Размер шрифта
-
+

Рондо - стр. 65

Первое, что он почувствовал после отступления растерянности, была злость. Его четырнадцать лет обманывали. Сговорились за его спиной и… Всю жизнь втайне шептались, скашивая на него глаза, следили, чтобы он ничего не услышал, не узнал, не заподозрил. Правду знали все – и соседи, и родственники. Все. Все шушукались, а он ни о чём не догадывался, все вокруг знали о нём больше, чем он знал о себе. Митя казался себе голым среди одетых. Долго у него внутри пылали обида и злость: «Гады! Как они посмели у него за спиной…»

Следом резанула непривычная мысль, что он в этом доме чужой. Мысль была, а понять себя чужим он не мог, хотя из-за обиды и злости очень хотелось ощутить, что никому не нужен. Что б назло! Не мог, потому что он давно врос в этот дом, в эту комнату. У него имелось своё место для еды, свой матрас, на котором он спал, свой письменный стол, за которым он готовил уроки. Митя присутствовал в этой комнате, даже если находился на улице или в школе. И всё-таки он здесь чужой. Митя расковыривал этот ноющий нарывчик до тех пор, пока в его гудящую голову не забрался ядовитый вопрос: «А кому и зачем я здесь нужен? Почему перед разводом с отцом мама уговаривала меня заявить на суде будто я хочу остаться жить с ней? Ведь маму я тогда так раздражал, что она меня ненавидела». Впрочем, он всего лишь расплачивался за отца. Но всё равно: почему? Ответ, как и вопрос, объявился сам собой, и от него стало ещё хуже. Выходило так, что ему отвели роль приманки, на которую мама хотела заманить отца обратно в семью. Мите вспомнились Вовкины рассказы о ловле щук: беспомощный малёк проткнут от хвоста до головы стальным крючком и подвешен на леске. Он, хоть и в воде, а деться никуда не может и висит там, где ему определили. Он – приманка для щуки. Митя – приманка для отца.

Его парализовало осознание своей глубокой беспомощности.
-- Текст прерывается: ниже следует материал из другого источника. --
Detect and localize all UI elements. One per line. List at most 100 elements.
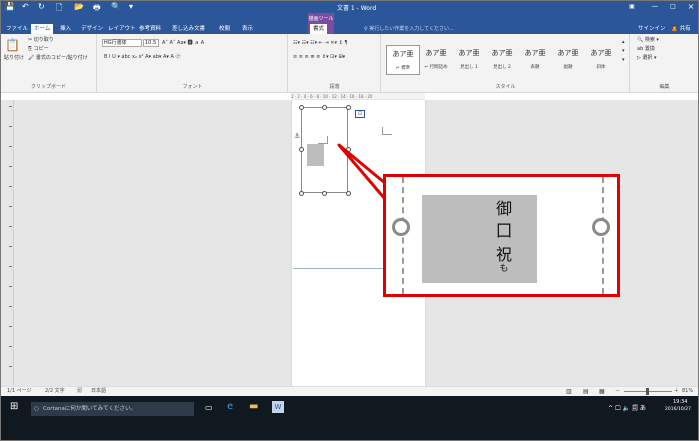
tab-review[interactable]: 校閲 — [216, 24, 233, 34]
resize-handle[interactable] — [322, 191, 327, 196]
zoom-callout: 御 囗 祝 も — [383, 174, 620, 297]
title-bar: 💾 ↶ ↻ 🗋 📂 🖶 🔍 ▾ 文書 1 - Word ▣ － □ × — [1, 1, 698, 13]
tab-insert[interactable]: 挿入 — [57, 24, 74, 34]
style-item[interactable]: あア亜 ↵ 行間詰め — [419, 45, 453, 75]
edge-icon[interactable]: e — [227, 401, 233, 412]
font-size-select[interactable]: 10.5 — [143, 39, 159, 47]
ruler-tick — [9, 226, 12, 227]
style-item[interactable]: あア亜 斜体 — [584, 45, 618, 75]
style-item[interactable]: あア亜 見出し 1 — [452, 45, 486, 75]
resize-handle[interactable] — [299, 191, 304, 196]
print-preview-icon[interactable]: 🔍 — [111, 2, 121, 11]
style-sample: あア亜 — [425, 49, 447, 57]
close-button[interactable]: × — [680, 1, 698, 13]
paste-button[interactable]: 貼り付け — [4, 55, 24, 62]
share-button[interactable]: 🙎 共有 — [671, 25, 691, 34]
system-tray[interactable]: ^ 🖵 🔈 🗐 あ — [608, 403, 646, 414]
vertical-ruler — [7, 100, 14, 385]
resize-handle[interactable] — [322, 105, 327, 110]
taskbar: ⊞ ○ Cortanaに何か聞いてみてください。 ▭ e ▬ W ^ 🖵 🔈 🗐… — [1, 396, 698, 440]
clipboard-group: 📋 貼り付け ✂ 切り取り ⎘ コピー 🖌 書式のコピー/貼り付け クリップボー… — [1, 34, 97, 92]
layout-options-icon[interactable]: ⊡ — [355, 110, 365, 118]
resize-handle[interactable] — [299, 105, 304, 110]
task-view-icon[interactable]: ▭ — [205, 403, 213, 412]
style-sample: あア亜 — [392, 50, 414, 58]
print-layout-icon[interactable]: ▤ — [583, 387, 589, 396]
replace-button[interactable]: ab 置換 — [637, 46, 655, 53]
style-name: ↵ 標準 — [395, 66, 411, 71]
ruler-tick — [9, 286, 12, 287]
horizontal-ruler: 2 · 2 · 4 · 6 · 8 · 10 · 12 · 14 · 16 · … — [291, 93, 425, 100]
style-sample: あア亜 — [590, 49, 612, 57]
tab-file[interactable]: ファイル — [3, 24, 31, 34]
tab-layout[interactable]: レイアウト — [105, 24, 139, 34]
word-app-icon[interactable]: W — [272, 401, 284, 413]
tab-mailings[interactable]: 差し込み文書 — [169, 24, 208, 34]
paste-icon[interactable]: 📋 — [5, 39, 20, 51]
styles-group: あア亜 ↵ 標準 あア亜 ↵ 行間詰め あア亜 見出し 1 あア亜 見出し 2 あア亜 表題 あア亜… — [382, 34, 630, 92]
select-button[interactable]: ▷ 選択 ▾ — [637, 55, 657, 62]
format-painter-button[interactable]: 🖌 書式のコピー/貼り付け — [28, 55, 88, 62]
handle-ring — [392, 218, 410, 236]
ribbon-display-icon[interactable]: ▣ — [621, 1, 643, 13]
undo-icon[interactable]: ↶ — [22, 2, 29, 11]
ruler-tick — [9, 366, 12, 367]
tab-design[interactable]: デザイン — [78, 24, 106, 34]
tab-view[interactable]: 表示 — [239, 24, 256, 34]
font-group-label: フォント — [182, 84, 203, 90]
font-name-select[interactable]: HG行書体 — [102, 39, 142, 47]
proofing-icon[interactable]: 🗐 — [77, 387, 82, 396]
font-row1-tools[interactable]: A˄ A˅ Aa▾ 🅰 ａ A — [162, 40, 204, 47]
redo-icon[interactable]: ↻ — [38, 2, 45, 11]
web-layout-icon[interactable]: ▦ — [599, 387, 605, 396]
signin-link[interactable]: サインイン — [638, 25, 666, 34]
zoom-in-button[interactable]: ＋ — [674, 387, 679, 396]
language[interactable]: 日本語 — [91, 387, 106, 396]
copy-button[interactable]: ⎘ コピー — [28, 46, 49, 53]
tab-references[interactable]: 参考資料 — [136, 24, 164, 34]
save-icon[interactable]: 💾 — [5, 2, 15, 11]
gallery-scroll-icon[interactable]: ▴ ▾ ▾ — [622, 38, 625, 65]
font-row2-tools[interactable]: B I U ▾ abc x₂ x² A▾ ab▾ A▾ A ㋐ — [104, 54, 181, 61]
cut-button[interactable]: ✂ 切り取り — [28, 37, 54, 44]
vertical-char-small: も — [499, 264, 509, 274]
style-item[interactable]: あア亜 副題 — [551, 45, 585, 75]
cortana-search[interactable]: ○ Cortanaに何か聞いてみてください。 — [31, 402, 194, 416]
paragraph-group: ☷▾ ☷▾ ☷▾ ⇤ ⇥ ✕▾ ↕ ¶ ≡ ≡ ≡ ≣ ≡ ⇕▾ ⊡▾ ⊞▾ 段… — [289, 34, 381, 92]
style-name: 見出し 2 — [493, 65, 511, 70]
ribbon: 📋 貼り付け ✂ 切り取り ⎘ コピー 🖌 書式のコピー/貼り付け クリップボー… — [1, 34, 698, 93]
paragraph-row1-tools[interactable]: ☷▾ ☷▾ ☷▾ ⇤ ⇥ ✕▾ ↕ ¶ — [293, 40, 348, 47]
style-sample: あア亜 — [491, 49, 513, 57]
resize-handle[interactable] — [346, 105, 351, 110]
windows-start-icon[interactable]: ⊞ — [10, 401, 18, 412]
file-explorer-icon[interactable]: ▬ — [249, 401, 258, 412]
style-item[interactable]: あア亜見出し 2 — [485, 45, 519, 75]
ruler-tick — [9, 146, 12, 147]
zoom-slider[interactable] — [624, 388, 672, 395]
zoom-out-button[interactable]: － — [615, 387, 620, 396]
cortana-icon: ○ — [34, 406, 39, 412]
customize-qat-icon[interactable]: ▾ — [129, 2, 133, 11]
tab-home[interactable]: ホーム — [31, 24, 54, 34]
style-sample: あア亜 — [458, 49, 480, 57]
zoom-slider-thumb[interactable] — [646, 388, 649, 395]
page-count[interactable]: 1/1 ページ — [7, 387, 32, 396]
paragraph-group-label: 段落 — [329, 84, 340, 90]
anchor-icon: ⚓ — [294, 132, 301, 140]
word-count[interactable]: 2/2 文字 — [45, 387, 65, 396]
vertical-char: 御 — [495, 199, 512, 218]
resize-handle[interactable] — [299, 147, 304, 152]
tab-format[interactable]: 書式 — [310, 24, 328, 34]
zoom-level[interactable]: 81% — [682, 387, 693, 396]
style-item[interactable]: あア亜 表題 — [518, 45, 552, 75]
gray-shape[interactable] — [307, 144, 324, 166]
tell-me-input[interactable]: ♀ 実行したい作業を入力してください... — [364, 25, 454, 34]
open-icon[interactable]: 📂 — [74, 2, 84, 11]
read-mode-icon[interactable]: ▥ — [566, 387, 572, 396]
find-button[interactable]: 🔍 検索 ▾ — [637, 37, 659, 44]
clock-time[interactable]: 19:34 — [673, 399, 687, 405]
editing-group: 🔍 検索 ▾ ab 置換 ▷ 選択 ▾ 編集 — [631, 34, 698, 92]
style-item[interactable]: あア亜 ↵ 標準 — [386, 45, 420, 75]
paragraph-row2-tools[interactable]: ≡ ≡ ≡ ≣ ≡ ⇕▾ ⊡▾ ⊞▾ — [293, 54, 345, 61]
clock-date[interactable]: 2016/10/27 — [665, 407, 691, 412]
Гамлетовский вопрос, так рано преградивший ему путь, он решил по-своему. Он не стал приспосабливаться, не полез на рожон, размахивая деревянной шпагой, не стал сопротивляться, а отошёл в сторону и затих. А что ещё мог сделать бессильный малёк? Он провёл вокруг себя границу, он спрятался за стену, он зарылся с головой в землю. От домашних он целиком закуклился и готовился просуществовать молчком весь остаток жизни. Так, по крайней мере, легче справляться с подмявшей его растерянностью. А на первых порах он вообще омертвел и долго не впускал в себя ничего такого, что требовало любви или ненависти, восторга или недовольства. Он воплощал собой дистилированное равнодушие.